The health department’s recommendation, detailed in a memo, sent football coaches, players and their families scrambling. Nugent was playing golf at Arizona National on Thursday when his phone rang. Hours later, the coach told his players and assistant coaches that all football activity would be suspended indefinitely.

Nugent was especially irritated because six-game schedules had already been released. Players and coaches had a goal in sight.

“Our kids were going out and busting their butts every day and it was hard for us to move forward. ‘What can you put in? What offense can you put in a game? When are we going to play?,’” he said. “That was the hard part, we didn’t know when we were going to play, yet the kids always believed.”

Canyon del Oro High School coach Dustin Peace supported Nugent’s decision to suspend practices.

“It’s a huge move in leadership from our coaches’ standpoint for a guy to take a stance, because that’s how we all feel. … I commend him for doing that,” Peace said. “The No. 1 goal is to give us a decision. We’re all behind Coach (Nugent) with that same mentality.

“Ten (per 100,000) is unrealistic. There’s no way that’s happening. If you’re going to do that, then just say we’re done. That’s kinda how Coach Nugent feels. Make a different plan and let people move on.”

The news of the last few days highlighted the disagreement between the health department and the AIA, with many players and their parents pushing for a season.

By Friday evening, a Change.org petition created by parents of football players — “Pima County: Let them play!” — had 3,000 signatures.

AIA executive director David Hines said Friday that he’s “extremely frustrated for the kids.” Hines said the positive COVID-19 cases among high school football players in Arizona have not been traced back to football practices. It was “family gatherings, vacation or their families,” he said.

“We have worked really, really hard to give our kids an opportunity and felt like we put the measures in place that we could do this as safely as possible and mitigated the risks of getting COVID,” Hines said.

However, contact sports like football “may not be the best idea to bring children into that environment given where we are in terms of that transmission,” said Dr. Francisco Garcia, Pima County’s health director.

“It may be a very, very different story for the next semester,” he said. “But at least for today … I think our community transmission is still too high to be able to say that that is a safe and terrific activity.

“To be clear, we want kids to engage in physical activity. There are plenty of other physical activities and sports that other children are engaging in. Think about swimming. Kids are doing cross country in TUSD. … Kids are engaging in these kinds of activities and we think that that is terrific; but to do something like football, I think that carries with it considerably higher risk.”

The county’s recommendations should not impact Salpointe Catholic and Pusch Ridge Christian, two private schools that have been playing since Oct. 2. Sierra Vista Buena, which plays many Southern Arizona teams, will also proceed with its season.

Public schools in Maricopa, Yuma, Pinal and Cochise counties have made it through the first month of their truncated seasons.

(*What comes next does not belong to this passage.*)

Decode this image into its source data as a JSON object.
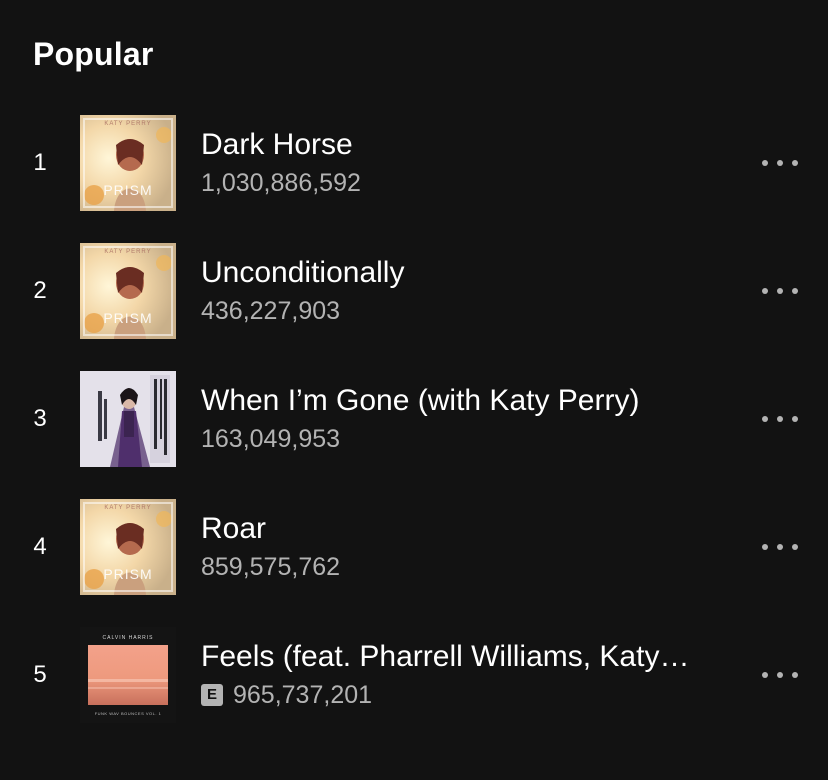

Now, it’s up to Pima County health officials and district superintendents to decide if they’re joining the rest of the state, postponing the season until the spring or canceling it altogether.

“Hopefully our administrators try to figure out a way to get this done or Pima County changes the number — or something,” Nugent said. “There’s always hope and there’s still time, and we’re not supposed to start our season until (Oct. 30), so will those change? We always hope. But for the players to continue to work every day and have the coaches at risk every day, it just wasn’t the right time. … We had to make a stand and we hope the whole community comes together and gives these kids an opportunity.”